On a rectangular metal sheet of area $135$ sq in, a circle is painted such that the circle touches two opposite sides. If the area of the sheet left unpainted is two$-$thirds of the painted area then the perimeter of the rectangle in inches is

- $5\sqrt{\pi }\left ( 3+\frac{9}{\pi} \right )$
- $3\sqrt{\pi }\left ( \frac{5}{2}+\frac{6}{\pi} \right )$
- $3\sqrt{\pi }\left ( 5+\frac{12}{\pi} \right )$
- $4\sqrt{\pi }\left ( 3+\frac{9}{\pi} \right )$

## 1 Answer

Given that, area of rectangular metal sheet $ = 135 \; \text{sq inches}.$

Now, we can draw the diagram.

Let the length and breadth of the rectangle be $l$ and $b$ respectively.

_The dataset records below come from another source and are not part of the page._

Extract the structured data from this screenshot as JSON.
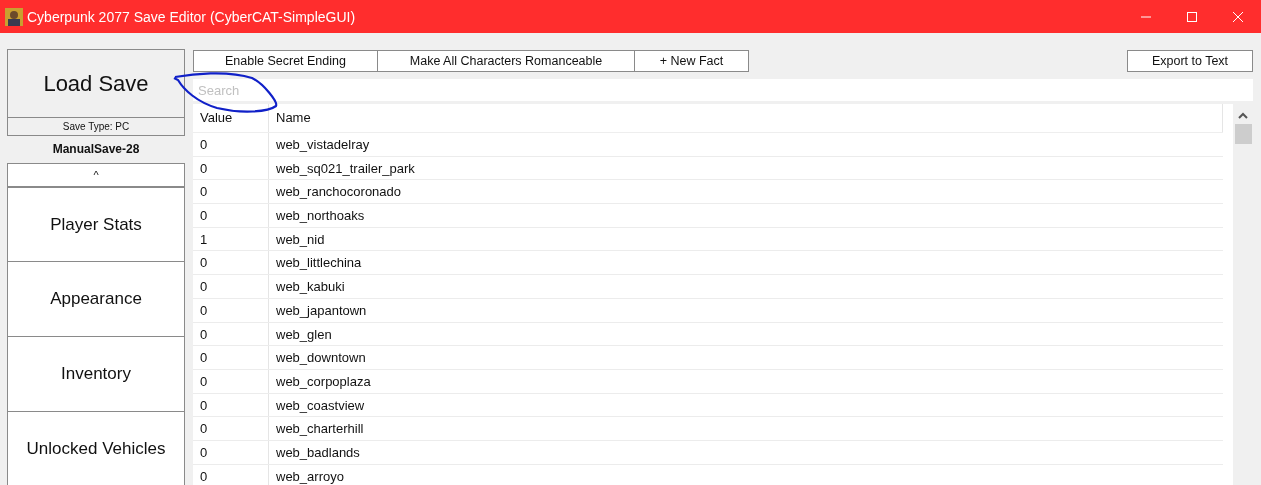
{
  "window": {
    "title": "Cyberpunk 2077 Save Editor (CyberCAT-SimpleGUI)"
  },
  "sidebar": {
    "load_button": "Load Save",
    "save_type": "Save Type: PC",
    "save_name": "ManualSave-28",
    "collapse_button": "^",
    "items": [
      "Player Stats",
      "Appearance",
      "Inventory",
      "Unlocked Vehicles"
    ]
  },
  "toolbar": {
    "buttons": [
      "Enable Secret Ending",
      "Make All Characters Romanceable",
      "+ New Fact"
    ],
    "export_button": "Export to Text"
  },
  "search": {
    "placeholder": "Search"
  },
  "table": {
    "columns": [
      "Value",
      "Name"
    ],
    "rows": [
      [
        "0",
        "web_vistadelray"
      ],
      [
        "0",
        "web_sq021_trailer_park"
      ],
      [
        "0",
        "web_ranchocoronado"
      ],
      [
        "0",
        "web_northoaks"
      ],
      [
        "1",
        "web_nid"
      ],
      [
        "0",
        "web_littlechina"
      ],
      [
        "0",
        "web_kabuki"
      ],
      [
        "0",
        "web_japantown"
      ],
      [
        "0",
        "web_glen"
      ],
      [
        "0",
        "web_downtown"
      ],
      [
        "0",
        "web_corpoplaza"
      ],
      [
        "0",
        "web_coastview"
      ],
      [
        "0",
        "web_charterhill"
      ],
      [
        "0",
        "web_badlands"
      ],
      [
        "0",
        "web_arroyo"
      ]
    ]
  }
}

Let the radius of a circle be $r \; \text{inches}.$

$\Rightarrow lb = 135$

Let the painted area be $3x.$ Then left unpainted area will be $2x.$

So, $3x + 2x = 135$

$\Rightarrow 5x = 135$

$ \Rightarrow \boxed{x = 27}$

The painted area (area of circle) $ = 3 \times 27 = 81 \; \text {sq inches}.$

The left unpainted area $ = 2 \times 27 = 54 \; \text{sq inches}.$

Now, $ \pi r^{2} = 81 $

$ \Rightarrow r = \frac{9}{\sqrt{\pi}}$

$ \Rightarrow b = 2r $

$ \Rightarrow \boxed {b = \frac{18}{\sqrt{\pi}}}$

And, $lb = 135$

$ \Rightarrow l \left( \frac{18}{\sqrt{\pi}} \right) = 135 $

$ \Rightarrow \boxed{l = \frac{15 \sqrt{\pi}}{2}}$

$\therefore$ The perimeter of the rectangle $ = 2 ( l+b)$

$ \qquad \qquad = 2 \left( \frac{15 \sqrt{\pi}}{2} + \frac{18}{ \sqrt{\pi}}\right) $

$\qquad \qquad = 15 \sqrt{\pi} + \frac{36}{\sqrt{\pi}}$

$\qquad \qquad = 15 \sqrt{\pi} + \frac{36}{\sqrt{\pi}} \times \frac{\sqrt{\pi}}{\sqrt{\pi}}$

$\qquad \qquad = 3 \sqrt{\pi} \left( 5 + \frac{12}{\pi} \right) \; \text{inches}.$

Correct Answer$: \text{C}$